Workshops Are Connecting Community Leaders In Conflict Zones With Tech Solutions

Can technology really help bring about peace in the world?
PeaceTech Exchange participants in Basra, Iraq, in March.

PeaceTech Exchange participants in Basra, Iraq, in March.

Credit: PeaceTech Lab/Facebook

It is an image you’d more likely envision taking place somewhere in San Francisco or Seattle -- groups of people coming together to share tech knowledge and ambitious, peaceful visions for the communities they live in. But this time it’s taking place in Basra, Iraq.

Basra is just one of the places where the Washington, D.C.-based, government-funded United States Institute of Peace is hosting workshops, called PeaceTech Exchanges, through its PeaceTech Lab. The exchanges are intended to connect community peace builders in conflict zones -- activists, civic leaders and even government officials -- with accessible tech platforms and like-minded partners who can help them transform their ideas into reality.

So far, the exchanges, which began in 2013, have taken place in Iraq, Burma, Pakistan, India, Turkey and Uganda. Future events are planned in Afghanistan.

In addition to providing a space for ideas to take shape, the organization offers "micro-awards" of financial backing for some of the projects that originate there.

One product of the events is a Crowdmap tracking incidents where journalists have been targeted with violence in the nation that can help them identify areas they could be in danger. Additions, after being verified, can be made to the platform anonymously and can be done via a text message or email or directly through the website or app.

That map, Fast Company reports, was the product of a collaboration between Ibrahim Alsragey, the Iraqi Journalists Rights Defense Association’s director, and Mexican reporter Jorge Luis Sierra. The two met at a workshop in Erbil and worked together to use the Ushahidi-developed Crowdmap platform that Sierra had previously used to track violence against journalists in Mexico.

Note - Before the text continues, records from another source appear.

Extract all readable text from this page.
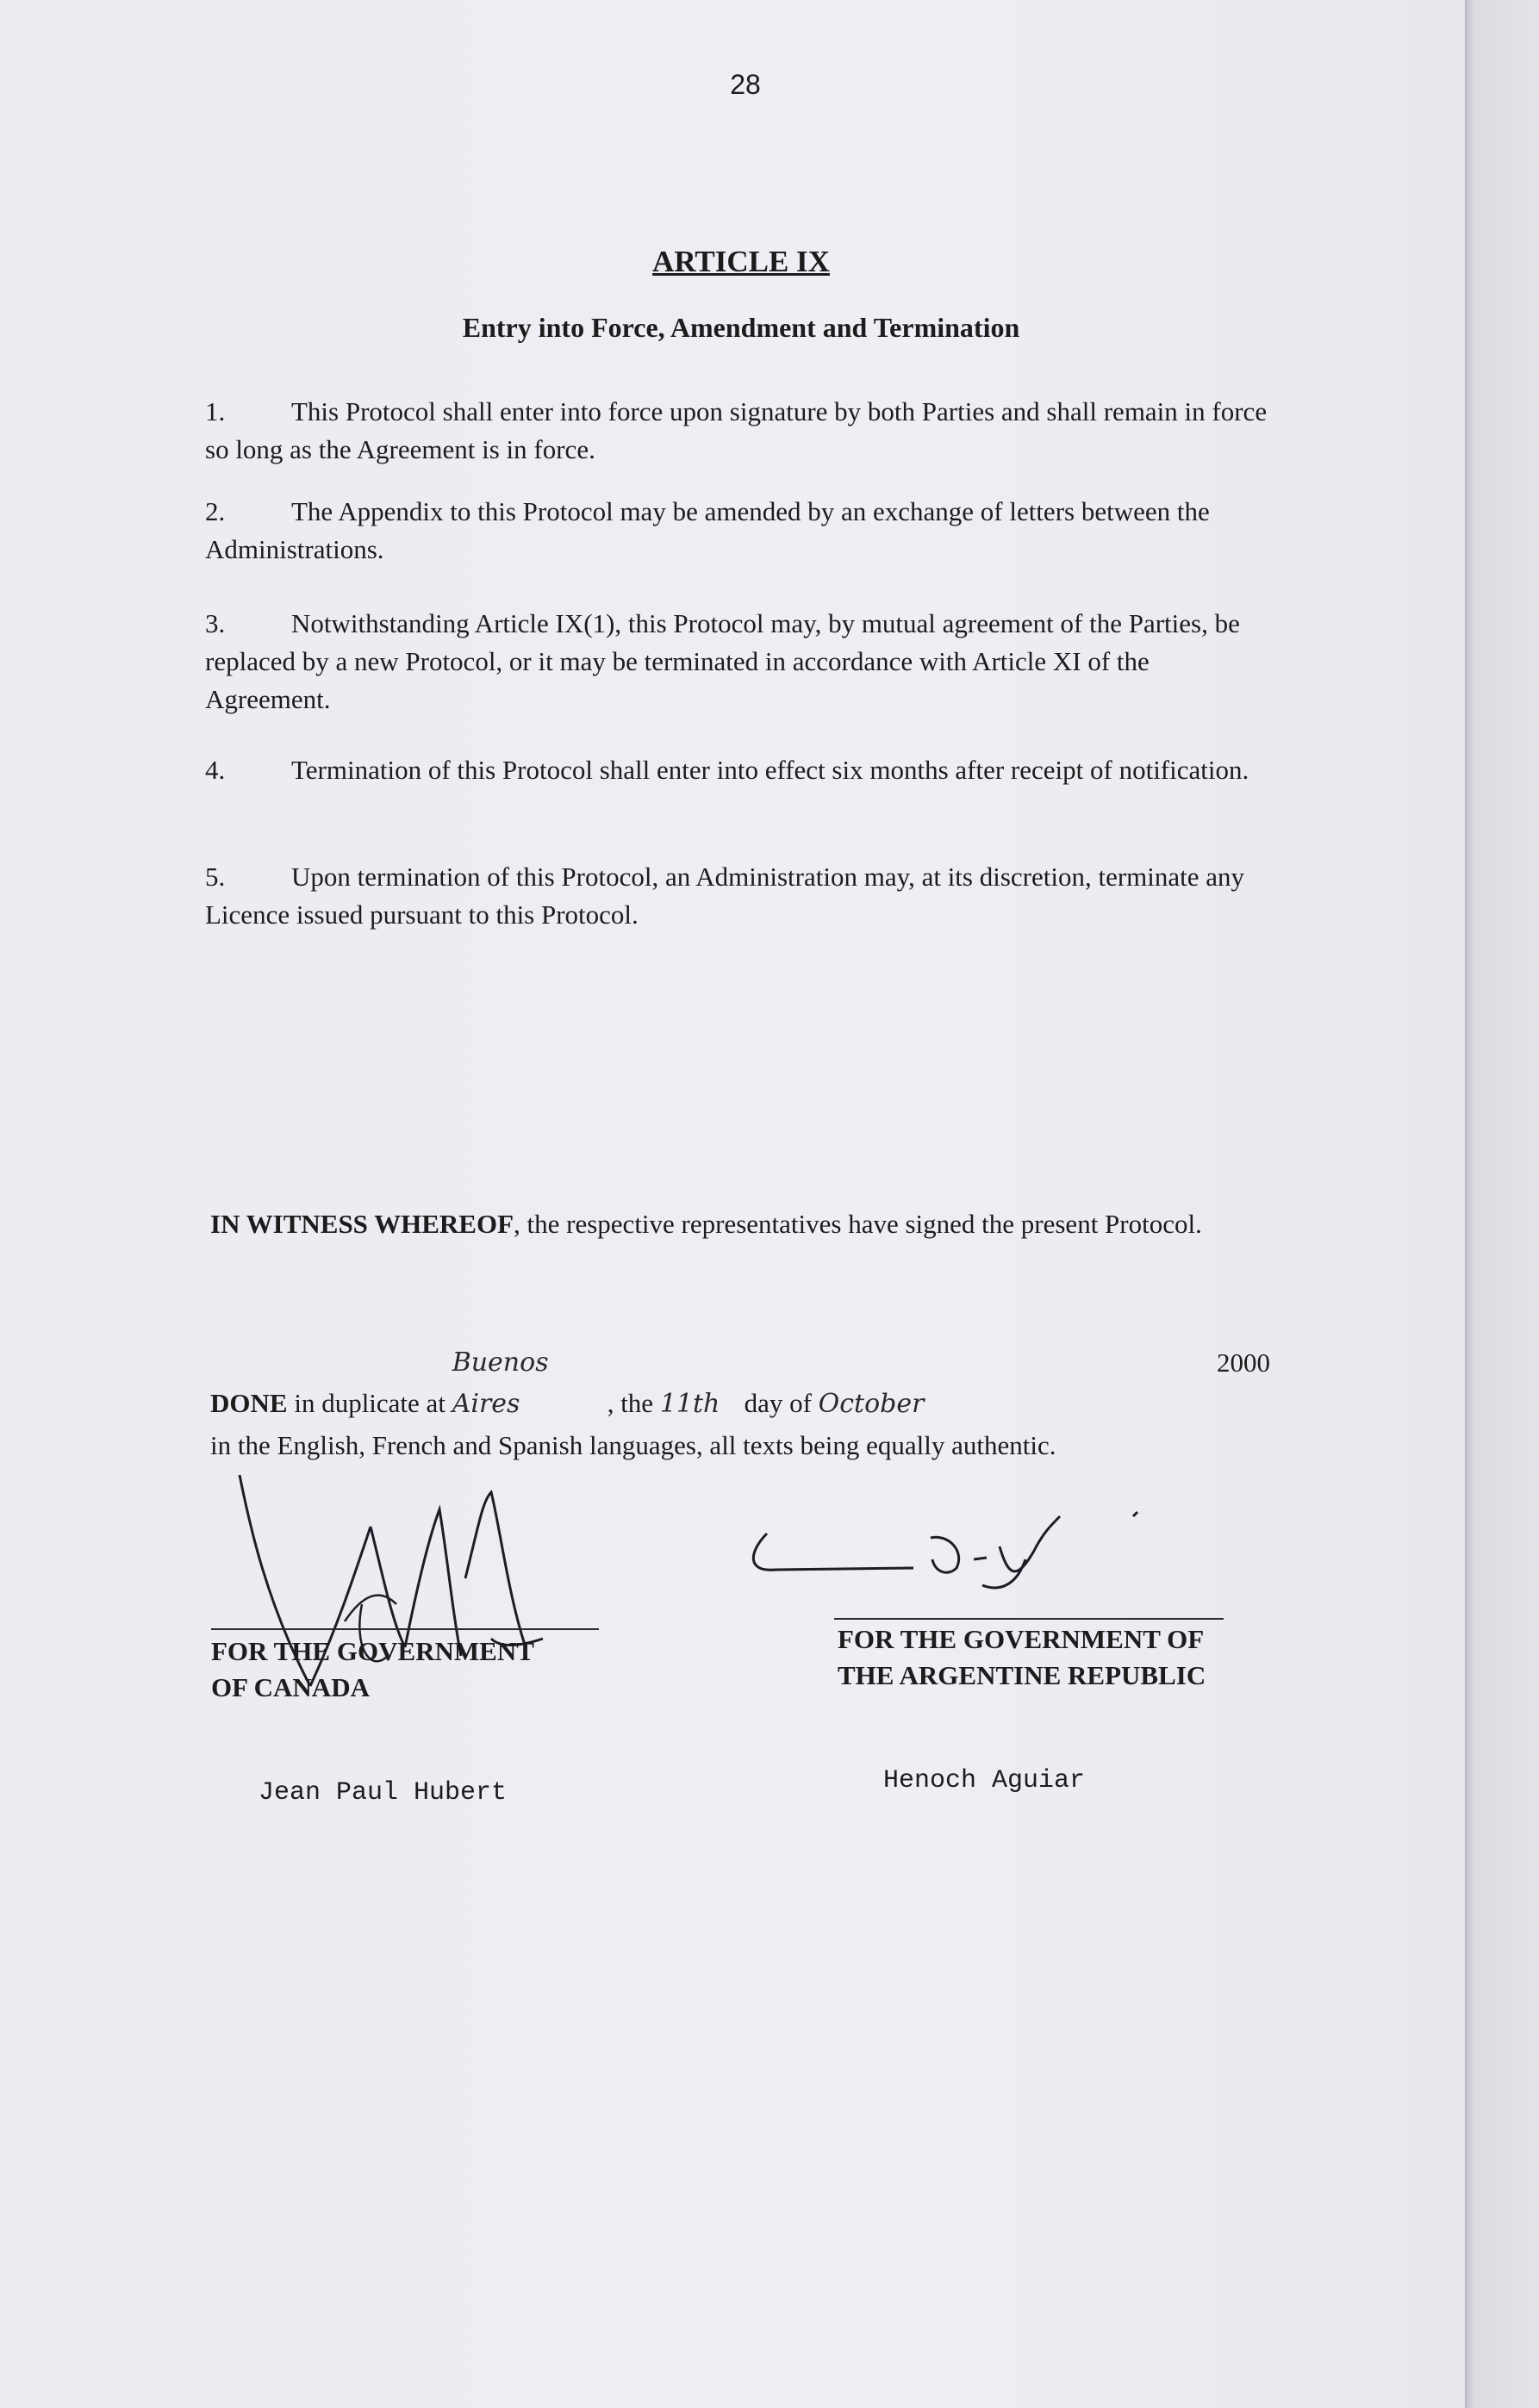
28
ARTICLE IX
Entry into Force, Amendment and Termination
1. This Protocol shall enter into force upon signature by both Parties and shall remain in force so long as the Agreement is in force.
2. The Appendix to this Protocol may be amended by an exchange of letters between the Administrations.
3. Notwithstanding Article IX(1), this Protocol may, by mutual agreement of the Parties, be replaced by a new Protocol, or it may be terminated in accordance with Article XI of the Agreement.
4. Termination of this Protocol shall enter into effect six months after receipt of notification.
5. Upon termination of this Protocol, an Administration may, at its discretion, terminate any Licence issued pursuant to this Protocol.
IN WITNESS WHEREOF, the respective representatives have signed the present Protocol.
DONE in duplicate at Buenos Aires	, the 11th day of October
2000
in the English, French and Spanish languages, all texts being equally authentic.
FOR THE GOVERNMENT
OF CANADA
FOR THE GOVERNMENT OF
THE ARGENTINE REPUBLIC
Jean Paul Hubert	Henoch Aguiar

Another project that received a micro-award was an e-advocacy campaign led by The Anwar Humane and Independent Organization to share a video report, with the general public as well as government officials, on the conditions public school students face in Basra. The goal of the campaign is to reduce incidents of violence inflicted by teachers on students.

In PeaceTech's first Basra exchange, Iraqi journalist Tahseen Alzrikiny was introduced to a citizen-journalism app that he later used in a story about local farmers. That piece won a Free Press Unlimited award.

More participants in a PeaceTech Exchange workshop.

More participants in a PeaceTech Exchange workshop.

Credit: PeaceTech Lab

Brian Forde, director of digital currency at the MIT Media Lab, recently observed other ideas flowing at a PeaceTech Exchange workshop in Basra. According to a blog post published on the World Economic Forum website Tuesday, Forde watched two women building a wireless robotic arm and spoke with an aspiring entrepreneur’s business plan to create an artificial-intelligence editor to help journalists verify information with greater accuracy. He was impressed.

“This is the Iraq we can also talk about and cover,” Forde wrote. “3D-printing, bitcoin, start-ups and open government could be the next story of this country. The Iraq I witnessed left me hopeful and inspired.”

The idea, PeaceTech Lab President and CEO Sheldon Himelfarb explained in a HuffPost blog, is to democratize peace-building efforts by inviting “radical collaboration and silo-busting just as much as innovation and entrepreneurship” in working toward creating a less violent world.

Beyond the exchanges, PeaceTech Lab is using the skills of aspiring engineers to help address the concerns of conflict zones throughout the world and has partnered with Drexel University to offer online courses on “peace tech” to students beginning this fall.